Weird, since Sin told me his acquaintance with the adolescent mistress had been confined to the garden. If he wasn’t outright lying (which I’ve never known Sin to do), t
he scene I’ve burst in on is currently unfolding or lies ahead. Either way, a singeing dry-ice sensation courses through me—the cold of exclusion, the burn of betrayal—but I can’t do a damn thing about it, only sidestep to observe from the shelter of a panel screen.
There is no music now. Nonetheless, they dance. And how happy Antonia seems. Not that she’ll be landing any Aquafresh commercials, but she’s overcome her reluctance to smile, and her porcelain skin glows. Maybe she hums to him; he certainly holds her close enough to hear as he sweeps her expertly around the room. Totally innocuous, I tell myself, trying to shed my eavesdropper’s anger. On their next swing around, Antonia molds herself to Sin, nesting in the curve of his neck.
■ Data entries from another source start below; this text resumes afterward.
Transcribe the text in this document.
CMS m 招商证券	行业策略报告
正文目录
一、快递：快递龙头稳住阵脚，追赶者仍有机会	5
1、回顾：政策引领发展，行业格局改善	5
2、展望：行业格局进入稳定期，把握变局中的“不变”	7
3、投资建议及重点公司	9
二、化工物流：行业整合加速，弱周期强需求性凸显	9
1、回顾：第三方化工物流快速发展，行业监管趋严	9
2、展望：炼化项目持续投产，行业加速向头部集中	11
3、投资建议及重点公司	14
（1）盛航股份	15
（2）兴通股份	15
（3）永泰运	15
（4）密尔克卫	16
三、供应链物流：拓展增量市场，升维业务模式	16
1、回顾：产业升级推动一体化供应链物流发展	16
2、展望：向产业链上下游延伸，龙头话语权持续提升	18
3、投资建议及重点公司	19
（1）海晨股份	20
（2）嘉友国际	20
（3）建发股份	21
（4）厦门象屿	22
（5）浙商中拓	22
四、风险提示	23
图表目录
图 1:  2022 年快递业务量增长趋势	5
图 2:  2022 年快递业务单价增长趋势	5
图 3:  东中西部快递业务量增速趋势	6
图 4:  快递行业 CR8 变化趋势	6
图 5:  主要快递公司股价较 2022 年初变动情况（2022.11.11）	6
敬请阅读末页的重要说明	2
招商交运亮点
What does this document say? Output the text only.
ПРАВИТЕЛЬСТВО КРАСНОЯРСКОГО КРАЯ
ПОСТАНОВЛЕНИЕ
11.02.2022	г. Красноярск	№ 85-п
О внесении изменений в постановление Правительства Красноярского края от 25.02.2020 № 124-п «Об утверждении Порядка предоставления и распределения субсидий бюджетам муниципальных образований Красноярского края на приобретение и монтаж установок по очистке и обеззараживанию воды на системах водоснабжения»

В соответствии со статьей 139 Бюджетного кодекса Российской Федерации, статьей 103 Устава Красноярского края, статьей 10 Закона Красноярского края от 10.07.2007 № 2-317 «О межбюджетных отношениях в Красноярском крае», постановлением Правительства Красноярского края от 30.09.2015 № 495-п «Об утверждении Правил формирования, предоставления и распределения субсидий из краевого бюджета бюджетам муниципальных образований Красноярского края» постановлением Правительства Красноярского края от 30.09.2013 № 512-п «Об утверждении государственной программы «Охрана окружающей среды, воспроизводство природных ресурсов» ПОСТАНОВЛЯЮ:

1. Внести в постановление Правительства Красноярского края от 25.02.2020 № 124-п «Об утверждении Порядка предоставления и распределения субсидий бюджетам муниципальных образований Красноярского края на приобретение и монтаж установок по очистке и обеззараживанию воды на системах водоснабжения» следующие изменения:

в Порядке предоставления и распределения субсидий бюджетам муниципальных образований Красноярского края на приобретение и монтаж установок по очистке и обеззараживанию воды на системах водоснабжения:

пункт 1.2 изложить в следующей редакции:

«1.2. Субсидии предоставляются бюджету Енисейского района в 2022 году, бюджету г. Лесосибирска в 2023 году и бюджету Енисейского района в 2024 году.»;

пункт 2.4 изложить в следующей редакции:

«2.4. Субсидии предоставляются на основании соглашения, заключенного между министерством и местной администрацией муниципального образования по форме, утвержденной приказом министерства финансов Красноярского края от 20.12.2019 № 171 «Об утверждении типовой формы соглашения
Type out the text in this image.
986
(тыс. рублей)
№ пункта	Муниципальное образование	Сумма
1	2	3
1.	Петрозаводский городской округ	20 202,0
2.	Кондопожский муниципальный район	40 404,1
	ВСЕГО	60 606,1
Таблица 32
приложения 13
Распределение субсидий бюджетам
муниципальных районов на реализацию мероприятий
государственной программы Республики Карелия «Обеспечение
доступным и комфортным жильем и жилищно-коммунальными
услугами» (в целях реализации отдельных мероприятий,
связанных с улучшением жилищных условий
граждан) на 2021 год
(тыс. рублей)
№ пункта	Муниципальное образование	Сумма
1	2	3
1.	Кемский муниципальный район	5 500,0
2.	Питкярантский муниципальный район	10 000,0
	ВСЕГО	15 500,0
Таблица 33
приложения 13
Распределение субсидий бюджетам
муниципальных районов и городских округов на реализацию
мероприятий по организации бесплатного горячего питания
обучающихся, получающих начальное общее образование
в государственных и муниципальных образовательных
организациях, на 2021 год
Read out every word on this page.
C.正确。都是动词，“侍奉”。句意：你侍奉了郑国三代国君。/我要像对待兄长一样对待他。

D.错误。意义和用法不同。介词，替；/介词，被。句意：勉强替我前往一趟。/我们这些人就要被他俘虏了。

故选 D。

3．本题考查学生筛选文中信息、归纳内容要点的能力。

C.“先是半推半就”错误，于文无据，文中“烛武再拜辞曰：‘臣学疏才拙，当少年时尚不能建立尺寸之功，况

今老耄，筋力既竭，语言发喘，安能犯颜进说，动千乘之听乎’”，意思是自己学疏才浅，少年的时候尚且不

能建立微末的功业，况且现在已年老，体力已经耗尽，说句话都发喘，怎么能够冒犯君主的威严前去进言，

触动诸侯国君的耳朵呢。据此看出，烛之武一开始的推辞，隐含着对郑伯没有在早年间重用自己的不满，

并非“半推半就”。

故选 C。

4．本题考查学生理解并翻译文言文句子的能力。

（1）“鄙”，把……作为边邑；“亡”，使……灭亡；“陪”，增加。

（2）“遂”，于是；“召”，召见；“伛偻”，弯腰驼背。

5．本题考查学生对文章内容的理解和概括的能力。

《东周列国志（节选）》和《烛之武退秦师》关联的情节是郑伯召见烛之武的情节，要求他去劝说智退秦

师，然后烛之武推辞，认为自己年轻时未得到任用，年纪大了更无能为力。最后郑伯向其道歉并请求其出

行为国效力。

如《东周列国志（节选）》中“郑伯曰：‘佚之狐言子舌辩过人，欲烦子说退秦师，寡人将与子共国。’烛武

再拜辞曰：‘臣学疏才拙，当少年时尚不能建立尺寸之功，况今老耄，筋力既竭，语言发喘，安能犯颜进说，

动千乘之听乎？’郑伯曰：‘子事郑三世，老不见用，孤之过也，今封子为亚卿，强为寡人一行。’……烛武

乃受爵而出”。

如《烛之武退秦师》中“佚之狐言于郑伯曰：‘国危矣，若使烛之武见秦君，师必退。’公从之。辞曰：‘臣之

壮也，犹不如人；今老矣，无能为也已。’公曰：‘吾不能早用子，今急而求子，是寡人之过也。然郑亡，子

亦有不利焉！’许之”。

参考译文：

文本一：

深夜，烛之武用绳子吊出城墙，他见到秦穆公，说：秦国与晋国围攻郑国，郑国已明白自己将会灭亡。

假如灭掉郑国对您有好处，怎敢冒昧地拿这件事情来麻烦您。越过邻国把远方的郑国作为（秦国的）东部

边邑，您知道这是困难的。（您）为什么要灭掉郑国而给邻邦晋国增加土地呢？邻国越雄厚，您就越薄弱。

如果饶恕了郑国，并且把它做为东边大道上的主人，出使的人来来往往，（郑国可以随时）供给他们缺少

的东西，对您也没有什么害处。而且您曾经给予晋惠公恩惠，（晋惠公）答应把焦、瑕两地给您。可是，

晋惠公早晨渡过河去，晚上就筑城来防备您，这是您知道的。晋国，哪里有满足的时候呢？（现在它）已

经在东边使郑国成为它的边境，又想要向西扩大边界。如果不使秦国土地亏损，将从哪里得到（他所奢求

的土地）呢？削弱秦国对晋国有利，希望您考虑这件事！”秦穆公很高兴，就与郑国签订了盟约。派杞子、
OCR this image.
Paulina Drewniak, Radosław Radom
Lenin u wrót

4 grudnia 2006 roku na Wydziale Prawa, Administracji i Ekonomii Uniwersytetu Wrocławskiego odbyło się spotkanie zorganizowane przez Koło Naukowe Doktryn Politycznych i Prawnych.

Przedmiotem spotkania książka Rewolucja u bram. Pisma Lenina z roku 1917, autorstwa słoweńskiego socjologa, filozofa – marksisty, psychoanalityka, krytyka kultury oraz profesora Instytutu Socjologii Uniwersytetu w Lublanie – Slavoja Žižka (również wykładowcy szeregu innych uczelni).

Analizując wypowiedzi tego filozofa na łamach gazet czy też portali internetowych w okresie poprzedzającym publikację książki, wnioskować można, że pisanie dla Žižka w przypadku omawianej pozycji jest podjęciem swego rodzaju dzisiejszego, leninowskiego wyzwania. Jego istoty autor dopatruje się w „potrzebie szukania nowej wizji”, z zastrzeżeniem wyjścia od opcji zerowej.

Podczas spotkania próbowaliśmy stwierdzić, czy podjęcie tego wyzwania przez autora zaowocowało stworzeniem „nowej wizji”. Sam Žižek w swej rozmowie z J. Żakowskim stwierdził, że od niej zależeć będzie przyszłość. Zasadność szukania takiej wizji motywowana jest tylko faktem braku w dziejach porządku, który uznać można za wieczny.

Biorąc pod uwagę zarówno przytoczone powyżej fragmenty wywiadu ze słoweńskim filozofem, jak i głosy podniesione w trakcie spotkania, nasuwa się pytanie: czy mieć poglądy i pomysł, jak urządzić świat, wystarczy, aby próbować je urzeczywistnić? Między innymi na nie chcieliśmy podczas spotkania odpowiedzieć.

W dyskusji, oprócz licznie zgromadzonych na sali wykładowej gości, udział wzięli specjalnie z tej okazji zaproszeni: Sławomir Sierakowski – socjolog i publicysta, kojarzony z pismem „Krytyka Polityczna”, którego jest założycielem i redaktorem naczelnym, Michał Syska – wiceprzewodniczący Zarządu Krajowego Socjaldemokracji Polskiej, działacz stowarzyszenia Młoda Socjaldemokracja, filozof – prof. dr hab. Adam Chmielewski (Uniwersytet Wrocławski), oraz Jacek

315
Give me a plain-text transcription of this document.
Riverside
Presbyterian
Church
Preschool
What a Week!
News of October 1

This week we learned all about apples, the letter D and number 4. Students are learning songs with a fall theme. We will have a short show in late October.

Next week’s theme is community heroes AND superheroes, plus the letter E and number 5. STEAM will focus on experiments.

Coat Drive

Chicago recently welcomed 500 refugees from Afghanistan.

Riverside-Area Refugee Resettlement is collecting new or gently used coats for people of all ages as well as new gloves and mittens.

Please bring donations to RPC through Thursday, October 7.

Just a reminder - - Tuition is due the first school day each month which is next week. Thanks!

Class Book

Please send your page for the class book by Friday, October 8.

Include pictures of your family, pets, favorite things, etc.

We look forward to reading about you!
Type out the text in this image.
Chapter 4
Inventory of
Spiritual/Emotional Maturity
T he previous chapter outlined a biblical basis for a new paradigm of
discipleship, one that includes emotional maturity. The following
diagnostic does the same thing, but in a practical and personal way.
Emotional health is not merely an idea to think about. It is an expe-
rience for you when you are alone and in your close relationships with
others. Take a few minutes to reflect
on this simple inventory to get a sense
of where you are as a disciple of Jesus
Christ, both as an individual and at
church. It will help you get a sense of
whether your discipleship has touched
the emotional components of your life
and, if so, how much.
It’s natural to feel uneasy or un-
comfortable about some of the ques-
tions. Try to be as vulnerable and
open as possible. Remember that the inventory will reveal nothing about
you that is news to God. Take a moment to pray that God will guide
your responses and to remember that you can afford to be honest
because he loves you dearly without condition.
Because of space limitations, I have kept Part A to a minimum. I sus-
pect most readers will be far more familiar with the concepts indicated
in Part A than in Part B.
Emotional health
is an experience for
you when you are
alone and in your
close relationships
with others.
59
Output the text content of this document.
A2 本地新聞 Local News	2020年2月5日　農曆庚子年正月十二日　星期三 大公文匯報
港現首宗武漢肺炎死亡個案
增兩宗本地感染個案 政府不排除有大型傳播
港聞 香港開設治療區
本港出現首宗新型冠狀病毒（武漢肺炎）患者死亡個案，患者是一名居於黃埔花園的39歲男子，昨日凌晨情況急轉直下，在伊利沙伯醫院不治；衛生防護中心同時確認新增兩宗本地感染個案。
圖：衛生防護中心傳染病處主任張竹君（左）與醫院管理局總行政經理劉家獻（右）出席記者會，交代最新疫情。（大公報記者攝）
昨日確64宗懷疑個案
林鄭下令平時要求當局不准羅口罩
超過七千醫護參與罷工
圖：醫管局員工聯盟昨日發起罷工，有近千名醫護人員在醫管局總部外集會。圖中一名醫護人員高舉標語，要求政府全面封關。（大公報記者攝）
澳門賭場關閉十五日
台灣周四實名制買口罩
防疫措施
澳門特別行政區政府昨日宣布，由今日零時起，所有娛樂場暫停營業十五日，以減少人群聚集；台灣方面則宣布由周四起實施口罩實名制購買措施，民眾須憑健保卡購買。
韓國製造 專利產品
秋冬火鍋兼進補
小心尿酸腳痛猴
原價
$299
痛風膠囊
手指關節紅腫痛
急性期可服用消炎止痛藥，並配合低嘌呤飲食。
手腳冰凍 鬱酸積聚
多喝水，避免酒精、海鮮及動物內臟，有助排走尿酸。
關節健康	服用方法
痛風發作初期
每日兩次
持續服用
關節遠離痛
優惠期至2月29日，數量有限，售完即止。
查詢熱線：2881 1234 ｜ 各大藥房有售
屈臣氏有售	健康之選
Hers is a posture of utter surrender, his of entitled command, as his steps become broader, deeper. Now encompassing more of the floor, he pilots her deftly around tables and chairs, statues in silent testimony to this increasingly giddy waltz. With a panther’s grace and a lion’s pride, he takes her for a ride, twirling and dipping, her head and shoulders ultimately arching as her pelvis implants to his center of, among other things, gravity.
Around again, ruling the room, Sin practically brushes the panel screen that I now stand beside, rather than behind.
That’s right, in plain sight, hands on hips and, quite possibly, blowing steam out of both ears. Close enough to smell them, close enough to smack them, for that split second until they glide off.
“Never was any good at ‘look but don’t touch’ myself,” comes a haughty voice behind me. And then a haughty giggle, if there is such a thing. “Especially when ‘touch’ is a euphemism for scratch her eyes out.”
XXXII
Peeling my attention from the SYTYCD wannabes, I find Earline Hampford at my elbow.